そうやってどんどん、ルキの心は壊れていく。
ルキの辛そうな顔なんか想像したくない。
辛く悲しい思いをたくさんしてきたぶん、幸せになってほしいと心の底から思った。
「メイベルはそれでいいのかもしれないけど、そんなの俺が嫌なんだよ‼メイベルがこの世からいなくなってしまうなんて、もうどれだけ探しても会えないなんて、嫌なんだ」
ルキの口から放たれたその声は、聞いたこともないほど強く、見たこともないほど真剣な眼をしていた。

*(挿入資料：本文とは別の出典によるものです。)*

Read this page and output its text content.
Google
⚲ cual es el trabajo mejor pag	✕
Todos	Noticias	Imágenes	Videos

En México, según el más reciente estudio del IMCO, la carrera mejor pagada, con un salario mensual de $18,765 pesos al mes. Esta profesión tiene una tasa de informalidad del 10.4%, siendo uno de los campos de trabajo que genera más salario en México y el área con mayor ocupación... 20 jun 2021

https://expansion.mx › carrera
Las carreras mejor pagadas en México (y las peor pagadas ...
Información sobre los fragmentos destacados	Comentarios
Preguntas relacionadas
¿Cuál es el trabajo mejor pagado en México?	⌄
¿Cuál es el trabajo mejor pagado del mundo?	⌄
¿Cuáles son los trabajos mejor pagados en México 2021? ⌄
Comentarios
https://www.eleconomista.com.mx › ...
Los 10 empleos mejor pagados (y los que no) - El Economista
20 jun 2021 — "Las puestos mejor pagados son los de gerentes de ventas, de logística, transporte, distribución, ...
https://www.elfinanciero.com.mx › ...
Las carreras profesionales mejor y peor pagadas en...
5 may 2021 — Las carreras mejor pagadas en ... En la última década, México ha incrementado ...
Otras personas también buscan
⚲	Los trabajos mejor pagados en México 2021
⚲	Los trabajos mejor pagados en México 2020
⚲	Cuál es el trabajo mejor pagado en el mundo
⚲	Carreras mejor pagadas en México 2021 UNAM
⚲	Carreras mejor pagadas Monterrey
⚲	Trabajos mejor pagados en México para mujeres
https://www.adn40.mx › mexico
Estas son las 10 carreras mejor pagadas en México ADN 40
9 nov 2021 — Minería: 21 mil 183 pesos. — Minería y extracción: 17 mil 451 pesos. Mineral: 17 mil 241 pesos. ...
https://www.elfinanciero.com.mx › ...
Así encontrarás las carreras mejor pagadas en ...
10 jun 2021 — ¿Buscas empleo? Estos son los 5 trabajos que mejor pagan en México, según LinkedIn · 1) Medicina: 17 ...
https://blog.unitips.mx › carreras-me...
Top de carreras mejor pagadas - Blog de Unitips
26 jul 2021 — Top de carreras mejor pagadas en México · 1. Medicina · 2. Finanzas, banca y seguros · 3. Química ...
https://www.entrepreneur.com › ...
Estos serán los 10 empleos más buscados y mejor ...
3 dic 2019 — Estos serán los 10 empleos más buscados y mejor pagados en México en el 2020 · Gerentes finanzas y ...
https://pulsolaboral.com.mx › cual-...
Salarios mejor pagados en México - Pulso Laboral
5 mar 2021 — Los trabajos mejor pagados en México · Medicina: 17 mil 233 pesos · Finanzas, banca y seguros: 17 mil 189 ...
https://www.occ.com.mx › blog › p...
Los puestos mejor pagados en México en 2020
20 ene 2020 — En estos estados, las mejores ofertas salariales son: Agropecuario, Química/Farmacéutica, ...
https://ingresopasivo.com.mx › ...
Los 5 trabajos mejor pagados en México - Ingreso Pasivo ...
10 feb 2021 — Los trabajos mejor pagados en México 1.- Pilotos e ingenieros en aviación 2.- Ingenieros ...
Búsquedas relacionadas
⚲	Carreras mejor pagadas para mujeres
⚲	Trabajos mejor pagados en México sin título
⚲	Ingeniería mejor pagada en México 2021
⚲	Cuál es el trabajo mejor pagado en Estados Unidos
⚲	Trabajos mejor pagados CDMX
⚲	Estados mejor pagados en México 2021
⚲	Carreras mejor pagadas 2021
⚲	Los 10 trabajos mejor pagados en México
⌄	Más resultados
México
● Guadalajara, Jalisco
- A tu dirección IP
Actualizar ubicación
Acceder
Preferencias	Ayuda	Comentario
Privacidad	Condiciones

「だから俺は敵わないと知っていながらも、レックスさんとたたかってるんだ!メイベルのことを何がなんでも守りたいから。メイベルは俺にとって何にも変えられない大切な存在だからだ‼」
ルキから渡された熱い声。
何にも変えられない大切な存在、という想像もしていなかった言葉が頭の中でこだまのように響く。

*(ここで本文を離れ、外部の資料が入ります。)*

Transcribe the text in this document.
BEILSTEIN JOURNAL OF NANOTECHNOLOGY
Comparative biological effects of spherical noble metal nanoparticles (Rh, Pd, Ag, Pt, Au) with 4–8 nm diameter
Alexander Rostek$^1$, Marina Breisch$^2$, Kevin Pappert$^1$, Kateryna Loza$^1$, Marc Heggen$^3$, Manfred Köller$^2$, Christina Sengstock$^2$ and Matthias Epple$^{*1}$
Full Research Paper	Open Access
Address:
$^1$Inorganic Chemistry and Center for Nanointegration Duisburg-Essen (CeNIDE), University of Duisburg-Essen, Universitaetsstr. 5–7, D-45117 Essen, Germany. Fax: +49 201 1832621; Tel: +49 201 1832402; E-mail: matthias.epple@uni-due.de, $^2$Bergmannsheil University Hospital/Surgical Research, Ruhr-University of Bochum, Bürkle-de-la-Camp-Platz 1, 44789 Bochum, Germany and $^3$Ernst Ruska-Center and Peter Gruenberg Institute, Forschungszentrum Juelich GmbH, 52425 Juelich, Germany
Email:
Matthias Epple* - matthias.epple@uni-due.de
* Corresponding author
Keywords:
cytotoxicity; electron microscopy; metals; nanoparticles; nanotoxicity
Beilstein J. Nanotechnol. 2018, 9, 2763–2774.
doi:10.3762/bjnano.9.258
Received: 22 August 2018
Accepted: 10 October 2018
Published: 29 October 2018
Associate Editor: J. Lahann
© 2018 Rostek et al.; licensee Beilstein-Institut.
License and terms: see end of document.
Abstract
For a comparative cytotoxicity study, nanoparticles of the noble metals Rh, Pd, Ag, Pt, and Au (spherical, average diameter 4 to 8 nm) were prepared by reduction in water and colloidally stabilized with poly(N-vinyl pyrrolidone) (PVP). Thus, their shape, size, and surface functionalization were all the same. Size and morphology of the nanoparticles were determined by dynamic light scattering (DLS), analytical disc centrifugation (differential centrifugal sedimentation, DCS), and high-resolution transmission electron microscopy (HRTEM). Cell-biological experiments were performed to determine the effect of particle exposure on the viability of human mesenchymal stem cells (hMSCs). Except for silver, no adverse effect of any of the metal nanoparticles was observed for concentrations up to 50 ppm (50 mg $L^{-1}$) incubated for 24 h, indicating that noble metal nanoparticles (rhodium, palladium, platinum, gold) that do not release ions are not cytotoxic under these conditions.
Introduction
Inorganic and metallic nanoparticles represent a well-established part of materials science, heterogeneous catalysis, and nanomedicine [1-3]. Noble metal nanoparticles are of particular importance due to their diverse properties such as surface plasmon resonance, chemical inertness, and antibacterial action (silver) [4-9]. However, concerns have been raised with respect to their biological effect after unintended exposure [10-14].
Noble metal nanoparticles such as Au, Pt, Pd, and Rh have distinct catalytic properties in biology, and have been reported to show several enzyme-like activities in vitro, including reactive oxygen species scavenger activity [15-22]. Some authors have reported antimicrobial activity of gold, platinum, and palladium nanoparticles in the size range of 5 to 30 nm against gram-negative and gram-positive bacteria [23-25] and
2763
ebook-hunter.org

顔がぽーっとしてきたのは、炎の熱気のせいだけじゃない。
「でも私……何もかも忘れてしまうのは嫌だよ…」
「大丈夫、俺はちゃんと覚えてるから。メイベルのご両親のことや、エイミーちゃんやライザくんのことも。メイベルが俺の記憶が戻るよう手を貸してくれたように、俺もメイベルと一緒に思い出を拾い集めるから」
だから、どうか生きていてほしい。
そんなルキの優しい言葉に胸を打たれた。